I
have to thank a longtime Chico friend, now living in Livermore, for
recommending an extraordinary novel, a best seller when it was published in
2001.
“Peace
Like A River” ($16 in paperback from Grove/Atlantic; also for Amazon Kindle) by
Leif Enger takes place in the early Sixties, mostly in Minnesota and North
Dakota. Enger, raised in Osakis, Minnesota, became a reporter and producer for
Minnesota Public Radio. “Peace” is a story of faith and doubt, of the
miraculous and the mundane, bloodshed and redemption. And, oh, the words.
It
is 1962. Jeremiah Land lives with his three children in Minnesota, Davy, the
oldest at 16; Reuben, 11; and Swede, just 9. Told by a much older Reuben,
looking back, the story begins with Reuben’s troubled birth and an account of
the first of Jeremiah’s miracles.
The
baby is not breathing, despite the best efforts of Dr. Nokes. Jeremiah smacks
the doctor aside; “Dad turned back to me, a clay child wrapped in a canvas
coat, and said in a normal voice, ‘Reuben Land, in the name of the living God I
am telling you to breathe.’” And he does.
Why
was Reuben allowed to survive, plagued now by asthma? “I believe I was
preserved, through those twelve airless minutes, in order to be a witness, and
as a witness, let me say that a miracle is no cute thing but more like the
swing of a sword. … Real miracles bother people, like strange sudden pains
unknown in medical literature.
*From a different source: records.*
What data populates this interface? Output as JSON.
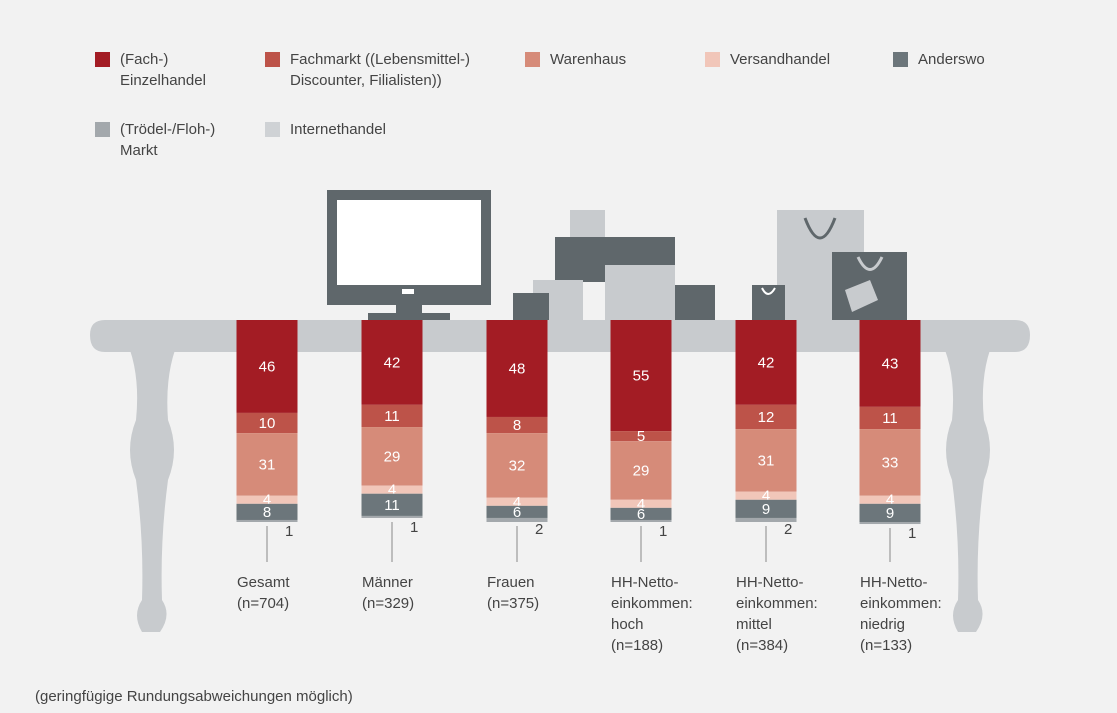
{
  "chart_data": {
    "type": "stacked_bar",
    "categories": [
      "Gesamt\n(n=704)",
      "Männer\n(n=329)",
      "Frauen\n(n=375)",
      "HH-Netto-\neinkommen:\nhoch\n(n=188)",
      "HH-Netto-\neinkommen:\nmittel\n(n=384)",
      "HH-Netto-\neinkommen:\nniedrig\n(n=133)"
    ],
    "series": [
      {
        "name": "(Fach-)\nEinzelhandel",
        "color": "#a31c24",
        "values": [
          46,
          42,
          48,
          55,
          42,
          43
        ]
      },
      {
        "name": "Fachmarkt ((Lebensmittel-)\nDiscounter, Filialisten))",
        "color": "#bd5349",
        "values": [
          10,
          11,
          8,
          5,
          12,
          11
        ]
      },
      {
        "name": "Warenhaus",
        "color": "#d68b79",
        "values": [
          31,
          29,
          32,
          29,
          31,
          33
        ]
      },
      {
        "name": "Versandhandel",
        "color": "#f1c6b9",
        "values": [
          4,
          4,
          4,
          4,
          4,
          4
        ]
      },
      {
        "name": "Anderswo",
        "color": "#6c767b",
        "values": [
          8,
          11,
          6,
          6,
          9,
          9
        ]
      },
      {
        "name": "(Trödel-/Floh-)\nMarkt",
        "color": "#a3a8ac",
        "values": [
          1,
          1,
          2,
          1,
          2,
          1
        ]
      },
      {
        "name": "Internethandel",
        "color": "#cfd2d5",
        "values": [
          null,
          null,
          null,
          null,
          null,
          null
        ]
      }
    ],
    "legend": "top-left",
    "footnote": "(geringfügige Rundungsabweichungen möglich)"
  }
}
It’s true: They rebut every rule all we good
citizens take comfort in. … When a person dies, the earth is generally
unwilling to cough him back up. A miracle contradicts the will of earth.”
Yet
the story is anchored to the earth and is shaped by the snowy landscape. One
horrible night, as two bullies enter the Lands’ house, Davy is ready with his
rifle, and kills them both.
There
is evidence that this was not self-defense, and Davy is jailed, but escapes to
the Badlands. And so begins a quest to find Davy. Justice and mercy co-mingle
in a story as fragile as human life and as strong as Easter.